Job Ad That Bob Ford Saw For His Position At The Philadelphia Inquirer:
Wanted: Cheetos Eater/Sports Columnist. Must be able to eat Cheetos and Doritos simultaneously. Occasionally with dip or guacamole. Drinking soda may also be required. Also, occasionally, will have to write column about "sports." Does not need to be accurate, or supported by any data. Sense of humor not required.
That last pledge might be tough. The Red Sox led the major leagues in average road attendance last season (38,641) and, combined with daily sellouts at Fenway, played to an amazing 90.1 percent of seating capacity for the 162-game schedule.
This season, the Sox trail only the Yankees in road attendance, but if they keep winning and the Yanks keep losing, that will flop again.
According to ESPN, Bob Ford is not right. The World Wide Leader says the Mets are the leader in road attendance. The Red Sox are second and the Yankees are 22nd. Could Bob Ford have mixed up the Yankees with the Mets? Would such a grievous error become such a man as... [shudder]... Bob Ford, creator of Bob Ford News and the Bob Ford Stamp, all of which I just made up? Unpossible I say!
Earlier this year, Hank Steinbrenner, part-owner of the Yankees and son of legendary windbag George Steinbrenner, said he doesn't believe in Red Sox Nation.
"Go anywhere in America and you won't see Red Sox hats and jackets, you'll see Yankee hats and jackets," Steinbrenner said. "This is a Yankee country."
-There is no finer source of windbaggery than Hank Steinbrenner. No dispute here.
At the moment, judging by the national deficit and some unfortunate policy missteps, this actually seems to be a Kansas City Royals kind of country. But we'll leave that debate for another time and focus instead on this question for Mr. Steinbrenner: What in the world are you talking about?

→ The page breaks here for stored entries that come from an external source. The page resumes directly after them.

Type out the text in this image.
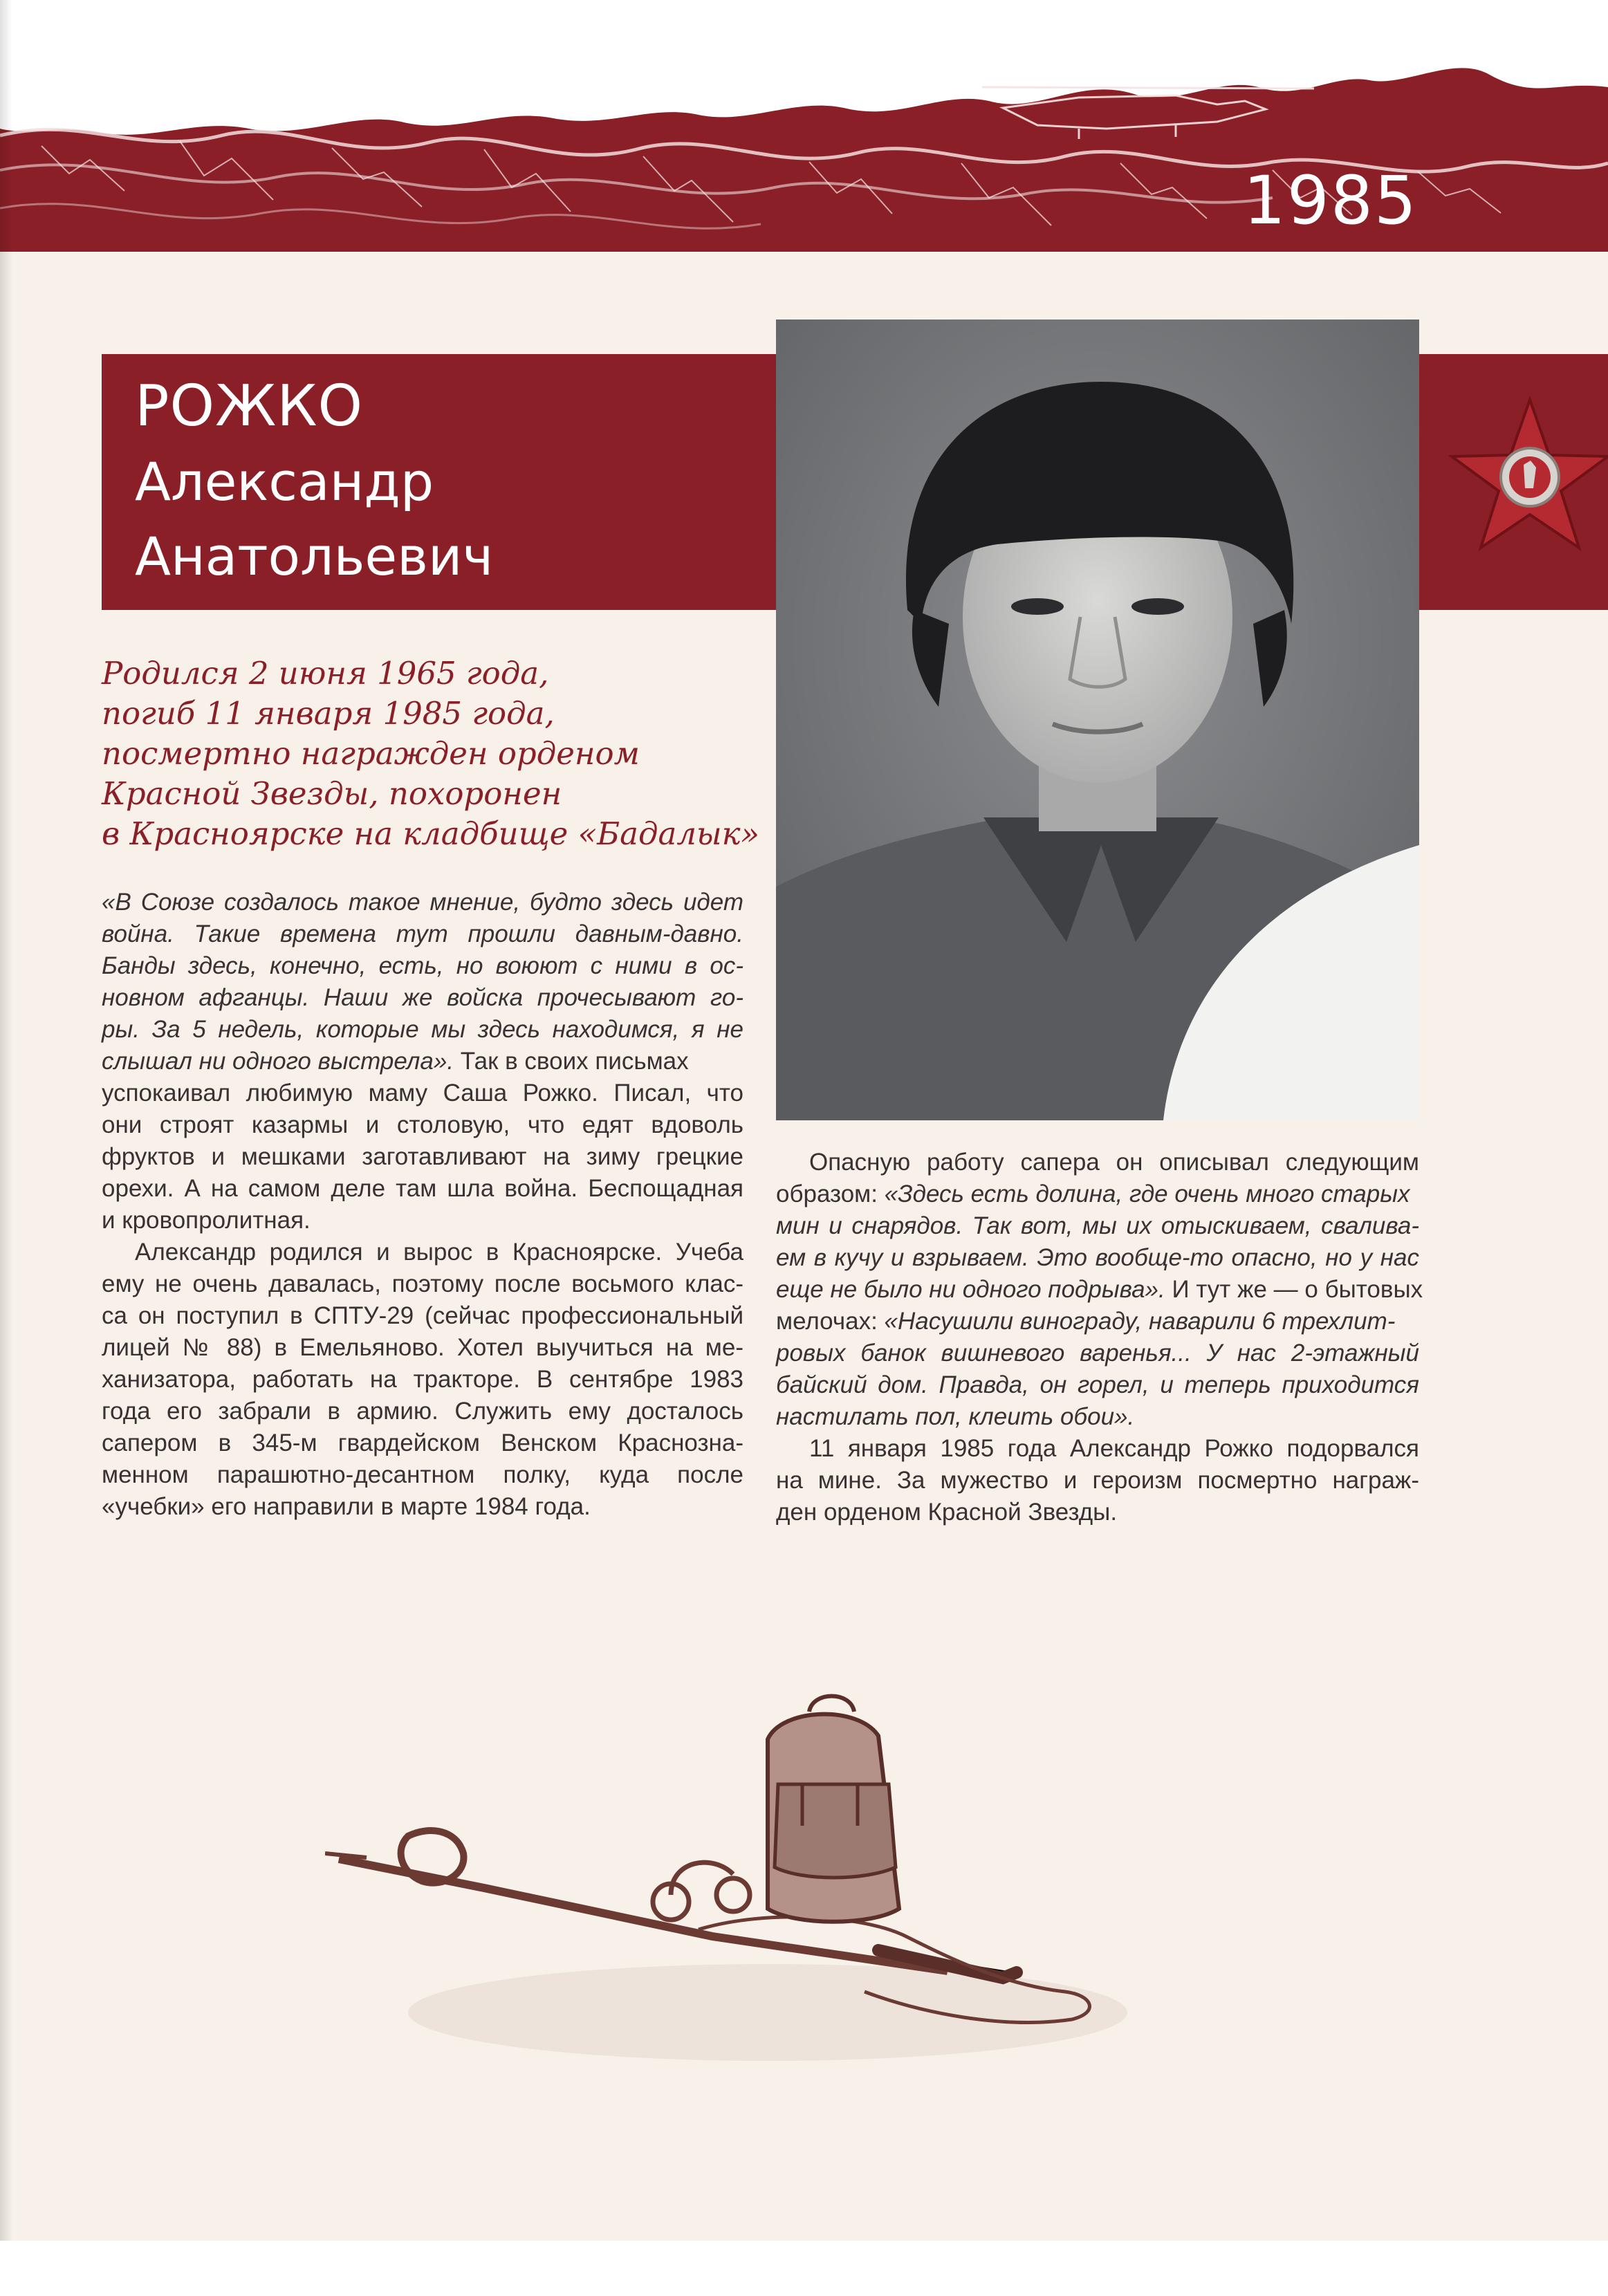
1985
РОЖКО
Александр
Анатольевич
Родился 2 июня 1965 года,
погиб 11 января 1985 года,
посмертно награжден орденом
Красной Звезды, похоронен
в Красноярске на кладбище «Бадалык»
«В Союзе создалось такое мнение, будто здесь идет
война. Такие времена тут прошли давным-давно.
Банды здесь, конечно, есть, но воюют с ними в ос-
новном афганцы. Наши же войска прочесывают го-
ры. За 5 недель, которые мы здесь находимся, я не
слышал ни одного выстрела». Так в своих письмах
успокаивал любимую маму Саша Рожко. Писал, что
они строят казармы и столовую, что едят вдоволь
фруктов и мешками заготавливают на зиму грецкие
орехи. А на самом деле там шла война. Беспощадная
и кровопролитная.
Александр родился и вырос в Красноярске. Учеба
ему не очень давалась, поэтому после восьмого клас-
са он поступил в СПТУ-29 (сейчас профессиональный
лицей № 88) в Емельяново. Хотел выучиться на ме-
ханизатора, работать на тракторе. В сентябре 1983
года его забрали в армию. Служить ему досталось
сапером в 345-м гвардейском Венском Краснозна-
менном парашютно-десантном полку, куда после
«учебки» его направили в марте 1984 года.
Опасную работу сапера он описывал следующим
образом: «Здесь есть долина, где очень много старых
мин и снарядов. Так вот, мы их отыскиваем, свалива-
ем в кучу и взрываем. Это вообще-то опасно, но у нас
еще не было ни одного подрыва». И тут же — о бытовых
мелочах: «Насушили винограду, наварили 6 трехлит-
ровых банок вишневого варенья... У нас 2-этажный
байский дом. Правда, он горел, и теперь приходится
настилать пол, клеить обои».
11 января 1985 года Александр Рожко подорвался
на мине. За мужество и героизм посмертно награж-
ден орденом Красной Звезды.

There are Yankees hats out there, certainly. I see them in plaid and argyle and all black, and worn sideways with no bend to the brim. Those are prevalent, and I honestly don't know what they are, but they are not baseball hats.
Everywhere else are the blue hats with the red B on the front. Those are stained and weathered, and the brims are curved to keep out the sun.
-Stamp it: Another great joke by Bob Ford! (For some reason I find the idea of Bob Ford thinking this while pounding on his desk funny. I'm sure whomever shares the cube next to his is close to dropping their monitor on his head.)
The people who wear them have a big team that pretends to be little [how?], a team that won a championship in 2004 and then another last season. They are very happy with themselves.
-As they should be. Winning two World Series in four years is a very difficult thing to do. Know how many teams have done it? I'll Bob Ford a number: 6! Six teams have done it in the four hundred and seventy eight year history of baseball. I'd say that's good.
Starting tonight at Citizens Bank Park, they will be back and, regardless of the outcomes, it will be a long three-game series. Forget Shyamalan. Someone find William Peter Blatty. We need an exorcism.
-Stamp it: Another great column by Bob Ford! Now its Cheetos time!
5 comments:
"Our team never wins so let's bag on the big, bad winning team and their fans."
Waaaaa.
Thats Philly, man. A great city in habited by some great people and some great a-holes.
Bob Ford is the sportswriting equivalent of an inverted penis, but "Red Sox Nation" is indeed an enormous blight on sports fandom. Much worse things could be said -- and accurately, I might add, unlike some of the stuff in Ford's column -- about Red Sox, Inc.
If the Phillies do start winning, you'll never see anything from their fans as obnoxious as Red Sox fans' behavior circa 2005-2008. Never.
"If the Phillies do start winning, you'll never see anything from their fans as obnoxious as Red Sox fans' behavior circa 2005-2008. Never."
Sir, that is easily the most preposterous thing you have ever written.